At the end of the day, account protection isn’t all it’s cracked up to be.
Mass adoption is the goal of many who work in the cryptocurrency and blockchain industry. And that’s also something that can happen. But with so few remedies against asset theft, that goal seems only nominally closer today than it did five years ago.
Mass adoption will happen much more easily when ordinary people and mainstream businesses no longer fear that the assets they have worked hard to accumulate can be stolen with no hope of recovery. And law enforcement is unlikely to calm that fear; These will be innovative insurance solutions.
New solutions for digital asset recovery
Insurance plays an important role in banking and all business. The crypto market can and should benefit from the protections that insurance brings, but the standard policies and structures that work for other businesses cannot simply be transplanted onto crypto. As in the past, the insurance industry must grow and evolve to make way for new technologies while regulators figure out how to oversee new markets while legislation is still being drafted. For cryptocurrency to be widely adopted, ordinary users need to feel secure, especially in an environment where even big names in the banking industry are failing.

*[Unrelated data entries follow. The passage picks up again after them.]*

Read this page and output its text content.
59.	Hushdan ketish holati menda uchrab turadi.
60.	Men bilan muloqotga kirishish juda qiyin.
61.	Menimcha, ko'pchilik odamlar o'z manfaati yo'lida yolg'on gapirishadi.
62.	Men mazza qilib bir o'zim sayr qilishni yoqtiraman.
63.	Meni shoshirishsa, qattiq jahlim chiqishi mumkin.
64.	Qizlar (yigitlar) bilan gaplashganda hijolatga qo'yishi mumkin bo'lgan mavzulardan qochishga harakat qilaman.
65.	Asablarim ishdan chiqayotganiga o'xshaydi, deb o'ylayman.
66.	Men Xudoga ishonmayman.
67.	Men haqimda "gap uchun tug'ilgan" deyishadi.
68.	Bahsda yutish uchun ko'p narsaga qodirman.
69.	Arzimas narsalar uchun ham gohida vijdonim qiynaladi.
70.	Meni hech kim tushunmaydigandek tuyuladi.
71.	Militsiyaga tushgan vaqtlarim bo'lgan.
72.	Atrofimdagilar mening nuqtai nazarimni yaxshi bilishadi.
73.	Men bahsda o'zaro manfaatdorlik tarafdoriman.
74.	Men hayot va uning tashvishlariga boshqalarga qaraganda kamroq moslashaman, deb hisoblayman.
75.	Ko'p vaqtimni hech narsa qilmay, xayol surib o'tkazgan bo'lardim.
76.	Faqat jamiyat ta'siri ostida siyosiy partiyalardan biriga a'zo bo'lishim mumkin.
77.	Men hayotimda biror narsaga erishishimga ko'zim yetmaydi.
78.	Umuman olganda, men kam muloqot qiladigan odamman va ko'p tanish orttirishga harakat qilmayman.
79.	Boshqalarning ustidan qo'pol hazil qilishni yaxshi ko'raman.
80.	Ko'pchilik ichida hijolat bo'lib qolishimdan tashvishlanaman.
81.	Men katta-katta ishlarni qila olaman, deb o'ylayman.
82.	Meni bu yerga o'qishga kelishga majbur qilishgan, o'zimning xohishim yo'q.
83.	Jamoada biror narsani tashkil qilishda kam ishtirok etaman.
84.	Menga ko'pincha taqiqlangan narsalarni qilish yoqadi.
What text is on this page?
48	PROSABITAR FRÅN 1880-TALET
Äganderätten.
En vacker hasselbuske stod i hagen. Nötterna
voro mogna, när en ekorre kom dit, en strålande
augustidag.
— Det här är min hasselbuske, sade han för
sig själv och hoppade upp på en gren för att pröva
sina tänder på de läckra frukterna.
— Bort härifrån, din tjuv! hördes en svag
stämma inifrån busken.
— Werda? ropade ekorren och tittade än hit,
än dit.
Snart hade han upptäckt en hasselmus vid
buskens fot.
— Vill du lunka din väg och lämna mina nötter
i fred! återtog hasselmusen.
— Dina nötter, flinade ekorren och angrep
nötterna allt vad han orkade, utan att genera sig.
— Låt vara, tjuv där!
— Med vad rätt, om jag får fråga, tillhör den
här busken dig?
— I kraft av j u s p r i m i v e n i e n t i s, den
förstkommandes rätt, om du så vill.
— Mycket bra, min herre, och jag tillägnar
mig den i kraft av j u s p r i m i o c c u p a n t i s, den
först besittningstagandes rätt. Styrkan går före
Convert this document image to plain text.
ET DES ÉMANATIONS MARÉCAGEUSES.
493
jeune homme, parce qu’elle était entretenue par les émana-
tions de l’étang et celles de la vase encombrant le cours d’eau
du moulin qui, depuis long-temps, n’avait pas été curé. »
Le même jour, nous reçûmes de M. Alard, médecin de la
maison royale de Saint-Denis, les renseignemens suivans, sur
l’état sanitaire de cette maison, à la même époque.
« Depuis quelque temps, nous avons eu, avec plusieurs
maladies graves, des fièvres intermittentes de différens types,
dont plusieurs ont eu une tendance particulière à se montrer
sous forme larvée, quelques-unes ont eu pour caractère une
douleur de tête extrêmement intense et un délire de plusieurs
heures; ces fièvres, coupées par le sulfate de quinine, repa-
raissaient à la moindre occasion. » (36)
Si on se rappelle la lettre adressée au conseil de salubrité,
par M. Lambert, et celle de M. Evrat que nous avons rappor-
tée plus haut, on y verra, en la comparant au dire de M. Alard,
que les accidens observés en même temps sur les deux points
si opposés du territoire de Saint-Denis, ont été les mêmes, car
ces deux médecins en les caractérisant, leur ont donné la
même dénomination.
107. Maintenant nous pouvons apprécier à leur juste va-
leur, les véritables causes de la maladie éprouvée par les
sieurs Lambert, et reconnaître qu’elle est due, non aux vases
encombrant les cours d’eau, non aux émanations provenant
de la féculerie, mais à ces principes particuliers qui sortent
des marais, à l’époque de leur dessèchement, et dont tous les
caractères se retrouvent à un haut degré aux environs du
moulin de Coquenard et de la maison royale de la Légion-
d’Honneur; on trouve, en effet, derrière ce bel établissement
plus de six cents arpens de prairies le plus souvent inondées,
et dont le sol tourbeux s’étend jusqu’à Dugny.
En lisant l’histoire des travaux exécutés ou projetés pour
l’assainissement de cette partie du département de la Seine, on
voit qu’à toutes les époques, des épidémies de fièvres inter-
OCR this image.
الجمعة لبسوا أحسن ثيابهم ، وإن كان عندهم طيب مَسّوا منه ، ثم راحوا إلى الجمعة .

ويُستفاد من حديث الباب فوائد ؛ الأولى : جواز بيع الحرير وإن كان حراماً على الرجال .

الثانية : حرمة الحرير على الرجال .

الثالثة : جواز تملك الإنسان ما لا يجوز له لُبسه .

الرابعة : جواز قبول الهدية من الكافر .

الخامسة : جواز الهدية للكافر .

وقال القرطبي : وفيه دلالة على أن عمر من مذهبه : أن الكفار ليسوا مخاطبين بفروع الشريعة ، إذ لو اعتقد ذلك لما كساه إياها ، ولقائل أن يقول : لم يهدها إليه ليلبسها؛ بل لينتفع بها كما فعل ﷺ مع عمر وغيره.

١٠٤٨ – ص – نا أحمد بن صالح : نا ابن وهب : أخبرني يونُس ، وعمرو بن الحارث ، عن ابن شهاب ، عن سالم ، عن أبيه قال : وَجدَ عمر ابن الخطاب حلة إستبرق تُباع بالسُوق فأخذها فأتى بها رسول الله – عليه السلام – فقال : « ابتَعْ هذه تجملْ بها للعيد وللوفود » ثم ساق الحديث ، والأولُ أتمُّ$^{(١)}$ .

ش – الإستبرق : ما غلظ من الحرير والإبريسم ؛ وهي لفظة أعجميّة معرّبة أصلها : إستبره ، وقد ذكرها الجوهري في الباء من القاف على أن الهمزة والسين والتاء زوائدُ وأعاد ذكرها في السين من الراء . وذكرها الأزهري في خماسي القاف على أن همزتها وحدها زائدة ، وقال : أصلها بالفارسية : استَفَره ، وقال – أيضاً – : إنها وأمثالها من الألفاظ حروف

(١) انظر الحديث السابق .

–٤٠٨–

New full-stack insurance technology platforms are currently being customized so that they can plug directly into legacy business and production technologies to meet the needs of a new generation of consumers and businesses. But these platforms are not always easily adopted by reinsurers and insurers who still use legacy core platforms that prevent them from implementing innovative new products that require connectivity to new data sources and advanced technologies.
Serverless low-code insurance-as-a-service platforms are combined with a network of partners with expertise that will be extremely useful in the digital asset recovery space, including experts in cyber forensic accounting and blockchain technology. The flexibility of an API-first, no-code approach enables constant innovation and ensures that staying connected to the latest technologies in AI, SaaS tools and data sources is easy and fast.
Technology can be used to prevent fraud and identify suspicious transactions, but asset recovery depends on the perfect combination of these technologies with human capabilities.
This combination can be offered through a tiered membership model, each of which combines technology with human expertise. Many of these services, including asset tracking, subpoena filing, litigation, identifying bad actors and freezing accounts, were possible, but each type of service existed in its own separate – and prohibitively expensive – silo.
InsurTech providers are now bringing them together, which will be a game-changer in the recovery of lost digital assets.
An adaptable and flexible approach – one that combines human effort and advanced technology – is what will be needed to recover assets that in the past were nearly irrecoverable or impossible to pursue.
Today, many crypto users do not know what to do in case of lost assets. But fortunately for them – and for everyone who supports the mass adoption of blockchain and digital assets – new approaches are leading to new and much-needed solutions.